Duelo a contar para a 5ª jornada da Divisão Allstars entre os todo-poderosos P’Mouth, que caminham a passos largos no topo da tabela sem conhecer outro sabor que não a vitória, e os belgas do Antwerpes, que chegavam ao relvado na pele de "lanterna vermelha", mas dispostos a vender cara a derrota.
O encontro começou com o habitual perfume ofensivo dos ingleses. Francisco Demony, num lance de pura magia, simulou o remate e desenhou um passe de calcanhar para Francisco Pignatelli, que disparou com selo de golo para uma defesa monumental de Diogo Vinagre (estrangeiro). Contudo, a muralha belga ruiria pouco depois: Demony tabelou de forma artística com Vasco Neves, que devolveu a "redondinha" com precisão milimétrica para o astro inglês finalizar com uma classe gélida, inaugurando o marcador. 1-0!Mas se alguém esperava um passeio, o Antwerpes rapidamente desfez as dúvidas. Num lançamento lateral rápido, António Clemente serviu Miguel Crua, que com um disparo de violência máxima fez as redes inglesas estremecerem, restabelecendo a igualdade. (1-1) O choque foi tal que os belgas partiram para a reviravolta: Clemente, em noite inspirada, simulou o remate na ala direita e serviu Afonso Jesus, que dentro da área não tremeu e colocou o Antwerpes na frente por 2-1. A liderança inglesa estava em perigo, mas um penalti por mão na bola permitiu a Francisco Pignatelli repor a igualdade com uma execução imperturbável da marca dos onze metros 2-2.Antes do descanso, o drama subiu de tom. Bernardo Ramos brilhou na ala esquerda, deixando adversários para trás e oferecendo o golo a Lourenço Silva, que falhou de forma escandalosa. O castigo foi imediato: no último fôlego do primeiro tempo, o guardião Bernardo Pile bateu um pontapé de baliza tenso, Pignatelli amorteceu e serviu Francisco Demony, que com a elegância que já nos habituou, assinou o 3-2.
A segunda parte trouxe um lance infeliz para os belgas.

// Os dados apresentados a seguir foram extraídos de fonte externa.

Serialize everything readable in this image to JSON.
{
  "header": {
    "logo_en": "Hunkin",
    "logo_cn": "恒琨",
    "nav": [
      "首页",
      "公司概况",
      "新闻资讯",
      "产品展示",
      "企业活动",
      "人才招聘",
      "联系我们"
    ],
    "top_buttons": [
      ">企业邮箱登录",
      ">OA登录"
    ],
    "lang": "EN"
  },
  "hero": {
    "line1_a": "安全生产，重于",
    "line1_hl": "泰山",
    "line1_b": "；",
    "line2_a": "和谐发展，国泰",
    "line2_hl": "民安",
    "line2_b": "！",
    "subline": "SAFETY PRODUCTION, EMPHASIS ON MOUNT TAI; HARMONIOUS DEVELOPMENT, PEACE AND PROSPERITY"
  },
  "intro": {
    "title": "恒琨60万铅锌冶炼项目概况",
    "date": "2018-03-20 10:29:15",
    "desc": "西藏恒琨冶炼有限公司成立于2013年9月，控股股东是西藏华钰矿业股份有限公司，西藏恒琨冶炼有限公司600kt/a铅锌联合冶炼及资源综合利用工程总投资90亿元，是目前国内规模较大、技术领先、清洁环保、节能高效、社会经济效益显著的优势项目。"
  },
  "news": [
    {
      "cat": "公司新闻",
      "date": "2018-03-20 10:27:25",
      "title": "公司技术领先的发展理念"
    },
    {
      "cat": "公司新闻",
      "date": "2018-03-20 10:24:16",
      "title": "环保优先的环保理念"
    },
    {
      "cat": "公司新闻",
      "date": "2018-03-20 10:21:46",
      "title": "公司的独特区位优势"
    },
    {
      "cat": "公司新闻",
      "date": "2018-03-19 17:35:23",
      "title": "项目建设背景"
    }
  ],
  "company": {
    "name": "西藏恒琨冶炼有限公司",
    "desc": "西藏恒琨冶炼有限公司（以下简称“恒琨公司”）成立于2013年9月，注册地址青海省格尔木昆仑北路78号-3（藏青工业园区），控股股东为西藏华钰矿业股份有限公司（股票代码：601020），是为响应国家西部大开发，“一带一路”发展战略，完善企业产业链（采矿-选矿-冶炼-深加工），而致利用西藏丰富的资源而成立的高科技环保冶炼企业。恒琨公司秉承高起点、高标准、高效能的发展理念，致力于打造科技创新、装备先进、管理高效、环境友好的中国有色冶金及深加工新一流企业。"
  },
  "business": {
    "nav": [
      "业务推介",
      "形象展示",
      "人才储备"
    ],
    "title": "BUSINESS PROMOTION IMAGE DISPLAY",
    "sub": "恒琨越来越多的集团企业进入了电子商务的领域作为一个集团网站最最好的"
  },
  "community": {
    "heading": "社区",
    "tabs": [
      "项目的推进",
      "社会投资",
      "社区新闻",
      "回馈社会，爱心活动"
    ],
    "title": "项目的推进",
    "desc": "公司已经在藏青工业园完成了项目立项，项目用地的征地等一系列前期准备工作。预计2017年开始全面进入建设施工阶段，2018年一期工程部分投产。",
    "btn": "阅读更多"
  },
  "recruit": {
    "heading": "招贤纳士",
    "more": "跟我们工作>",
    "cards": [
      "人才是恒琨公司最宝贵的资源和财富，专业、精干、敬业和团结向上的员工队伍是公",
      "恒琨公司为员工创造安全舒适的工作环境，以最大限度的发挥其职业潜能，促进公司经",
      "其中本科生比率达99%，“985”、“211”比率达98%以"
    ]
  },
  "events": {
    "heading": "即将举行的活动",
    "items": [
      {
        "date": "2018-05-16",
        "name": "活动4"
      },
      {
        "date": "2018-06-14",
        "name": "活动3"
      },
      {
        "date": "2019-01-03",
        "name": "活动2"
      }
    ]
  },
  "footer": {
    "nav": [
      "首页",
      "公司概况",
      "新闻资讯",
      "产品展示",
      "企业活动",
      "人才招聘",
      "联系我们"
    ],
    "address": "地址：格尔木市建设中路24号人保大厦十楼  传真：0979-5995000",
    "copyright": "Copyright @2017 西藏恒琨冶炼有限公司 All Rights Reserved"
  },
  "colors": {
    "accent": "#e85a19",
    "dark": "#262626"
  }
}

Sob a pressão asfixiante de Miguel Serrador, o guardião Diogo Vinagre (estrangeiro) vacilou na saída de bola, o alívio embateu em Miguel Pile e a bola acabou por entrar caprichosamente na baliza para o 4-2. O Antwherpes ainda ameaçou reentrar na discussão quando Miguel Crua se isolou frente a Bernardo Pile, mas o remate saiu "às nuvens". A esperança renasceu no 4-3, num momento de génio de João Gomes, que recuperou em zona alta e executou um chapéu magnífico, digno de um verdadeiro número 10. O Antwerpes carregou e Lourenço Silva dispôs de duas ocasiões soberanas, mas a bola teimava em bater na malha lateral ou sair rente ao poste. Como dita a lei do futebol, quem não marca sofre. João Quelhas Costa pelo corredor central e serviu Vasco Neves que, com um remate seco e teleguiado onde a coruja dorme, assinou um golaço para o 5-3. O ponto final na resistência belga foi colocado por Joao Quelhas Costa, que descobriu o homem do costume: Francisco Demony apareceu no sítio certo para completar o seu hat-trick e selar o triunfo por 6-3.
Com este resultado, o P’Mouth cimenta a sua hegemonia e mantém o registo imaculado no topo do Olimpo da Divisão AllStars, enquanto o Antwherpes, apesar da exibição rebelde, continua no fundo da tabela, pagando caro a falta de eficácia nos momentos de decisão.